Inflation is hitting the housing market, forcing South Florida buyers and sellers to change course

 

As inflation rises across the country, some buyers and sellers in South Florida are adjusting their home process to compensate.

With the market in the region already red hot, real estate agents say they have been dealing with sellers who want to bump up their sell date, to take advantage of higher prices in case inflation slows the market while some buyers are also accelerating their buying process to take advantage of interest rates before they climb.

“Mostly for me, I am seeing a change or acceleration with my sellers,” Dawn Forgione with Lang Realty in Boca Raton said.

One of her clients, a couple that lives in a 55-and-over community, had been planning to sell their home in a year, to move back up north. However, now they are planning to sell immediately, concerned about how inflation will affect the real estate market.

“They see with inflation the market turning a little bit, and they don’t feel that they will ever get as much as they could possibly as at this time,” she said.

They are not alone. According to a survey from RedFin profiling 1,500 buyers and sellers who are planning to buy or sell a home in the next 12 months, 10% said they had moved up their home-selling plans due to inflation. Seven percent said they had delayed their home selling plans because of it.

How people interpret inflation and how it may affect them financially can vary from person to person.

“Some people may delay buying because they’re worried that with prices rising on everything from food to fuel, now is not the right time to make a huge purchase,” said Redfin Chief Economist Daryl Fairweather. “But others might move faster to find a house because they’re worried home prices and rent prices will increase even more, and they want to lock in a fixed payment.”

Inflation rose to 6.8% in November, a level not seen in almost 40 years, the survey noted.

For buyers, some have been accelerating their plans so they can take advantage of the lower mortgage interest rates while they still can, noted Bonnie Heatzig, executive director of luxury sales at Douglas Elliman in Boca Raton.

“With inflation spiking, it is anticipated that mortgage rates will rise and the money they’re borrowing to buy a home will buy them less,” Heatzig explained.

Other buyers are eager to move up their plans as rent prices soar and become more unaffordable, said Forgione.

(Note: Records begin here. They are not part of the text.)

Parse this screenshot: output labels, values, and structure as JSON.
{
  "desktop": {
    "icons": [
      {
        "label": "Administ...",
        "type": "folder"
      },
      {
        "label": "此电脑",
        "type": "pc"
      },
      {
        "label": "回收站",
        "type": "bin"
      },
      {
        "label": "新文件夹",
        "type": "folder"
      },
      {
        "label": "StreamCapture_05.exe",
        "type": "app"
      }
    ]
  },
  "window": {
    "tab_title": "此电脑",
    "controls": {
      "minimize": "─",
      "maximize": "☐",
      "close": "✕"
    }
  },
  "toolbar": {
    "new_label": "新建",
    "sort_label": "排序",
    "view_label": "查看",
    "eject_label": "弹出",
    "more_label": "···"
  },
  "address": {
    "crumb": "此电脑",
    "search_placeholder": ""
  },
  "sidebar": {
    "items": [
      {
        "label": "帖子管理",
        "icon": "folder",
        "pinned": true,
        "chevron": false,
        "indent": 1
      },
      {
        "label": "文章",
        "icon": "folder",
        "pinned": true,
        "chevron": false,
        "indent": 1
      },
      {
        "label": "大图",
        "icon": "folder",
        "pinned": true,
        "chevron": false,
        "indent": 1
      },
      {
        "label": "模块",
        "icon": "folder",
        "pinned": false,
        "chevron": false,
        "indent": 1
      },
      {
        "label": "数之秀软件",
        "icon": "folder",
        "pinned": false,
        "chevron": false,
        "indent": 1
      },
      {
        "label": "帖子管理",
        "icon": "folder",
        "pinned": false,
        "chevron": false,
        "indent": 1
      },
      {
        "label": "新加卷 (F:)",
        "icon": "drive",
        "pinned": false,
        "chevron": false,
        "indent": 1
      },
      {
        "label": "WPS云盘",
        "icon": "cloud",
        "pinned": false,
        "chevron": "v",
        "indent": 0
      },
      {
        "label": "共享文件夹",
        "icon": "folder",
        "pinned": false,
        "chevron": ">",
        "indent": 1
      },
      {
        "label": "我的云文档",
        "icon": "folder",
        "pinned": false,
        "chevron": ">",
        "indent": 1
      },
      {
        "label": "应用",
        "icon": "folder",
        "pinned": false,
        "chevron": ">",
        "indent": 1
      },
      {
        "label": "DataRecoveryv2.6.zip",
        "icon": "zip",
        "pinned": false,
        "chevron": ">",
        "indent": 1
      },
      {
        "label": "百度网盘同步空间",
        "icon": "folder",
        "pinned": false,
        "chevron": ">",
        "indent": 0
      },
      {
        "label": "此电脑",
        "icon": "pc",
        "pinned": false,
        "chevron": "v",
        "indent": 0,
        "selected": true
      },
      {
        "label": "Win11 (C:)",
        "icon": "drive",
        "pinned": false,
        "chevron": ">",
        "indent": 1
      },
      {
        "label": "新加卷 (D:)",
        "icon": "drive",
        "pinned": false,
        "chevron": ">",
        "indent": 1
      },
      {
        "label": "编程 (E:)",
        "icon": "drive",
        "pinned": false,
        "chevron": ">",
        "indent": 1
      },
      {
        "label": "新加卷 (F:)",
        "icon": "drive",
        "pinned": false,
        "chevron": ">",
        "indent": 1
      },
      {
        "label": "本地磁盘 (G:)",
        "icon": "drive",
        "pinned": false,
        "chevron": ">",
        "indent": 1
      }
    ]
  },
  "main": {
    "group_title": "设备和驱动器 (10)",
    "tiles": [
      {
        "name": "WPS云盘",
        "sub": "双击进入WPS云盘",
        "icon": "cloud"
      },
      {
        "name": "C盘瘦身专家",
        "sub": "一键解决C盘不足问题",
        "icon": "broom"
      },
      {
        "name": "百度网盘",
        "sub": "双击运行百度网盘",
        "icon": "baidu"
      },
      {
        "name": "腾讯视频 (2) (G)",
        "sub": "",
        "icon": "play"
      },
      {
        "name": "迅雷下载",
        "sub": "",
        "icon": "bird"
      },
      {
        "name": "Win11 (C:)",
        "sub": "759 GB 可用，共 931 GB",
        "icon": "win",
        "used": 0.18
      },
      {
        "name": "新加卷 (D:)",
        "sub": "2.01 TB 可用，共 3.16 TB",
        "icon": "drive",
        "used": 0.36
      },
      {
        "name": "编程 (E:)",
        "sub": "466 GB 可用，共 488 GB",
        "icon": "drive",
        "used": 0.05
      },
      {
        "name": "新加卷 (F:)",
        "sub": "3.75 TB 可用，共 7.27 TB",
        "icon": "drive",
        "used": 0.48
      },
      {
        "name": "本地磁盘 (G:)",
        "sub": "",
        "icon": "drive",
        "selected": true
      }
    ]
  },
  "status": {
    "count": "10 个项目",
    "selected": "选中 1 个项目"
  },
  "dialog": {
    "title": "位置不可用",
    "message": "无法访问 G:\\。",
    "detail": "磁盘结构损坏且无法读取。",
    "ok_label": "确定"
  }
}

One of her clients decided to jump into the housing market when her two-bedroom apartment shot up in rent from $2,700 to $3,500 a month.

According to the RedFin survey, 24% of homebuyers had moved up their homebuying plans due to inflation. Meanwhile, 29% had decided to put their home buying process on pause due to inflation.

Heatzig also noted that some of her buyers are factoring in how inflation may add to the cost of a big renovation — a house that doesn’t need much work is more appealing when the cost of building materials is through the roof.

Some builders are also considering the rising cost of materials when they make their contracts for new homes, said Jeffrey Lichtenstein of Echo Properties in Palm Beach Gardens.

But for others, it’s not affecting their decision to buy or sell at all: 27% of respondents said it didn’t influence their decision either way.

Jeff Grant with ReMAX Properties in Palm Beach Gardens said concerns about inflation haven’t really come up with his buyers recently, since many of them are cash buyers looking at properties that are priced between $800,000 to $2 million.